Scarlet Oaks project sent to review committee

Developer proposing annexation of 50 acres for 163 homes
December 14, 2021

A proposed annexation of 50 acres on Harbeson Road into Milton has been sent to the town’s special review committee for formal review.

The parcel, located across Harbeson Road from Mariner Middle School and Heritage Creek, would be developed as Scarlet Oaks, a 163-unit residential development, should the land be annexed.

At Milton Town Council’s Dec. 6 meeting, attorney Tim Willard, representing developer Ribera Development of Millersville, Md., and property owner The Company Store of Charlotte, N.C., said his clients are seeking an R-1 residential zoning with a large-parcel development overlay, which allows for additional flexibility in terms of home design, setbacks, pedestrian access and potential light commercial uses.
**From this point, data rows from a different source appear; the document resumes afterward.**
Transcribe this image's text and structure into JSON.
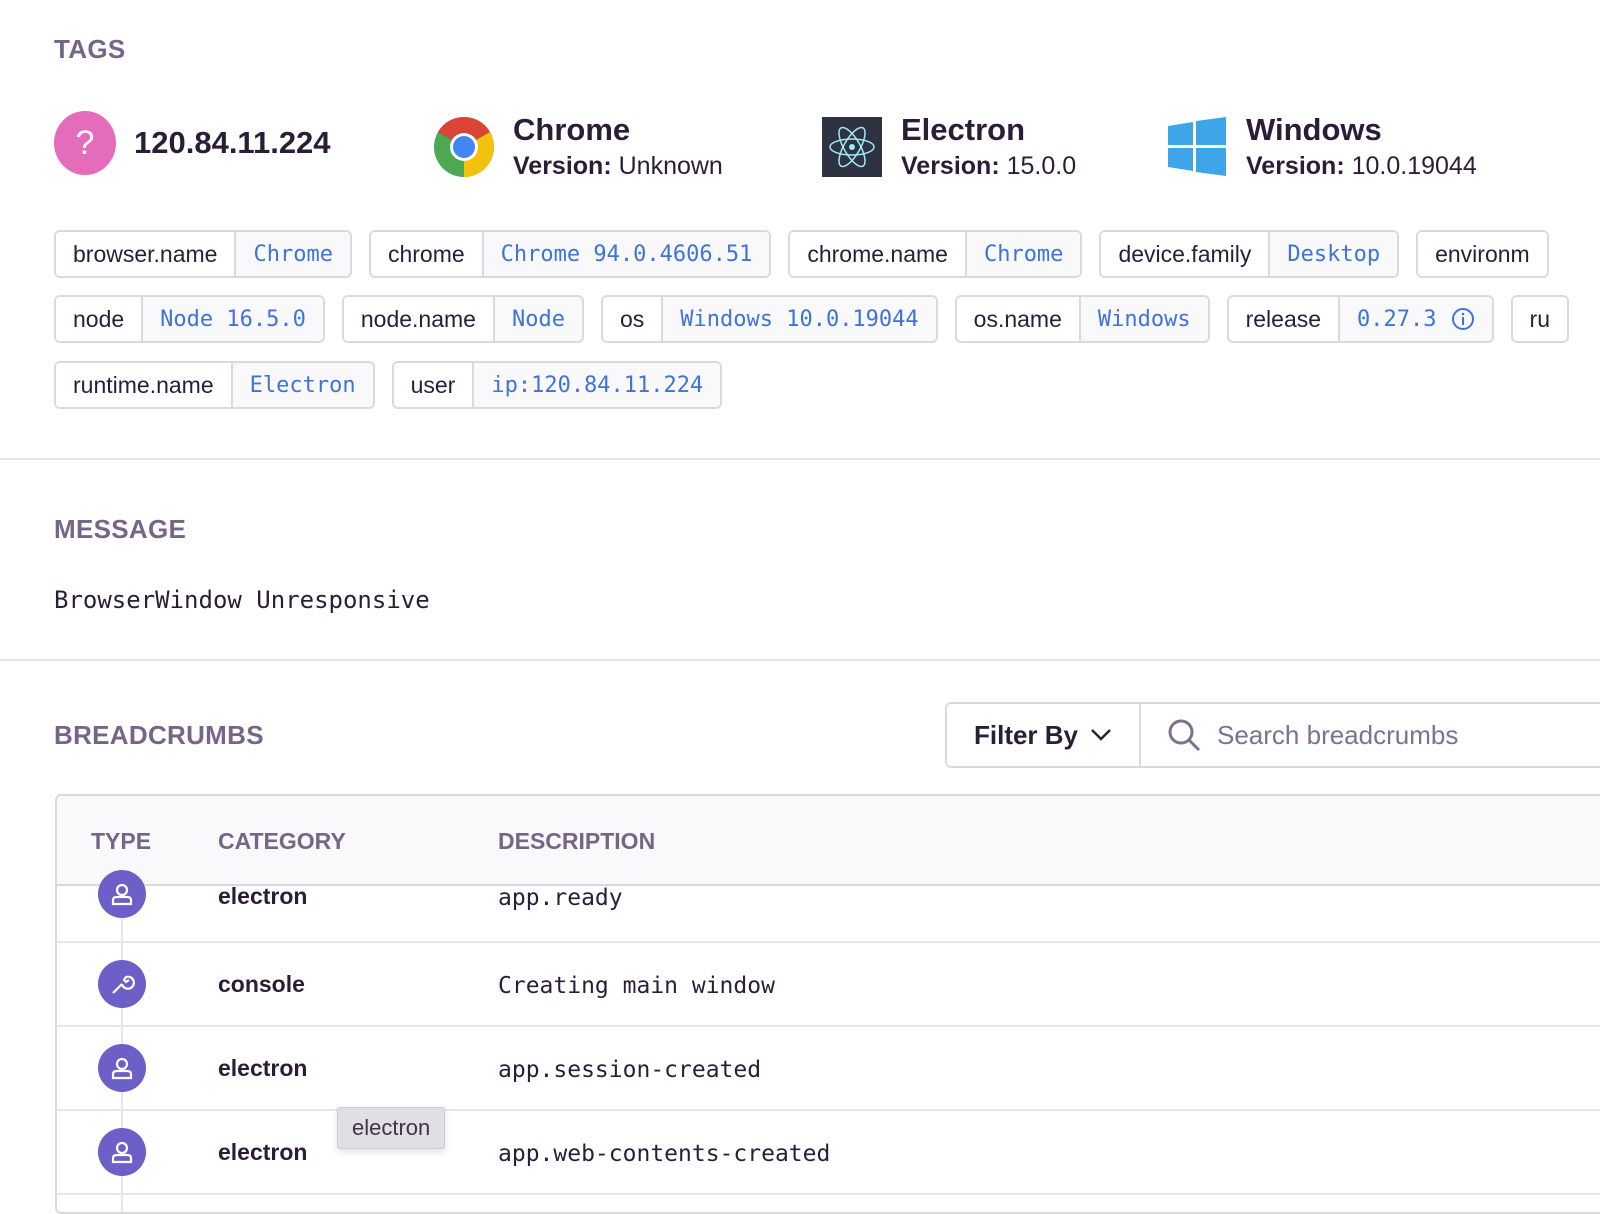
{
  "tags_section": {
    "heading": "TAGS",
    "context": [
      {
        "icon": "unknown-user-icon",
        "title": "120.84.11.224"
      },
      {
        "icon": "chrome-icon",
        "title": "Chrome",
        "version_label": "Version:",
        "version": "Unknown"
      },
      {
        "icon": "electron-icon",
        "title": "Electron",
        "version_label": "Version:",
        "version": "15.0.0"
      },
      {
        "icon": "windows-icon",
        "title": "Windows",
        "version_label": "Version:",
        "version": "10.0.19044"
      }
    ],
    "tags": [
      {
        "key": "browser.name",
        "value": "Chrome"
      },
      {
        "key": "chrome",
        "value": "Chrome 94.0.4606.51"
      },
      {
        "key": "chrome.name",
        "value": "Chrome"
      },
      {
        "key": "device.family",
        "value": "Desktop"
      },
      {
        "key": "environm",
        "value": ""
      },
      {
        "key": "node",
        "value": "Node 16.5.0"
      },
      {
        "key": "node.name",
        "value": "Node"
      },
      {
        "key": "os",
        "value": "Windows 10.0.19044"
      },
      {
        "key": "os.name",
        "value": "Windows"
      },
      {
        "key": "release",
        "value": "0.27.3"
      },
      {
        "key": "ru",
        "value": ""
      },
      {
        "key": "runtime.name",
        "value": "Electron"
      },
      {
        "key": "user",
        "value": "ip:120.84.11.224"
      }
    ]
  },
  "message_section": {
    "heading": "MESSAGE",
    "text": "BrowserWindow Unresponsive"
  },
  "breadcrumbs": {
    "heading": "BREADCRUMBS",
    "filter_label": "Filter By",
    "search_placeholder": "Search breadcrumbs",
    "columns": [
      "TYPE",
      "CATEGORY",
      "DESCRIPTION"
    ],
    "rows": [
      {
        "icon": "user-icon",
        "category": "electron",
        "description": "app.ready"
      },
      {
        "icon": "wrench-icon",
        "category": "console",
        "description": "Creating main window"
      },
      {
        "icon": "user-icon",
        "category": "electron",
        "description": "app.session-created"
      },
      {
        "icon": "user-icon",
        "category": "electron",
        "description": "app.web-contents-created"
      }
    ],
    "tooltip": "electron"
  },
  "colors": {
    "accent": "#6c5fc7",
    "link": "#3d74db",
    "heading": "#776589"
  }
}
The development would consist of single-family attached and detached homes, and include a clubhouse and recreation area as well as walking paths.

Willard said at this point, plans are just conceptual and could change as the town review process moves along. He said development of this parcel is part of the town’s future land-use area in the comprehensive development plan.

Willard said the concept does not include a commercial component, although there will be a bed and breakfast built on an adjacent parcel that will tie into the development. He said the property will have a single entrance on Shingle Point Road, although the Delaware Department of Transportation has not yet weighed in on the plans. Willard said no entrance is planned off Harbeson Road at this time, but that could change if DelDOT determines one should be there. He said the wooded areas around the proposed development would remain in place, and there are no wetlands on the property.

Town council members’ main questions were about the placement of trees in the development. Plans include planting new trees along the property borders on Shingle Point Road and Harbeson Road. Willard said the name Scarlet Oaks is a reference to the tree, which is indigenous to the eastern United States. 

The annexation request will now head to the special review committee, which will hold a series of meetings to determine the pros and cons of the proposed annexation and conduct a cost/benefit analysis. Testimony will be taken from the developer, police and fire officials, utilities providers such as water and sewer, town staff and the public in order to form a report on whether to recommend that town council approve the annexation. 

The committee’s first meeting is scheduled for Thursday, Dec. 16, although an agenda has not yet been released.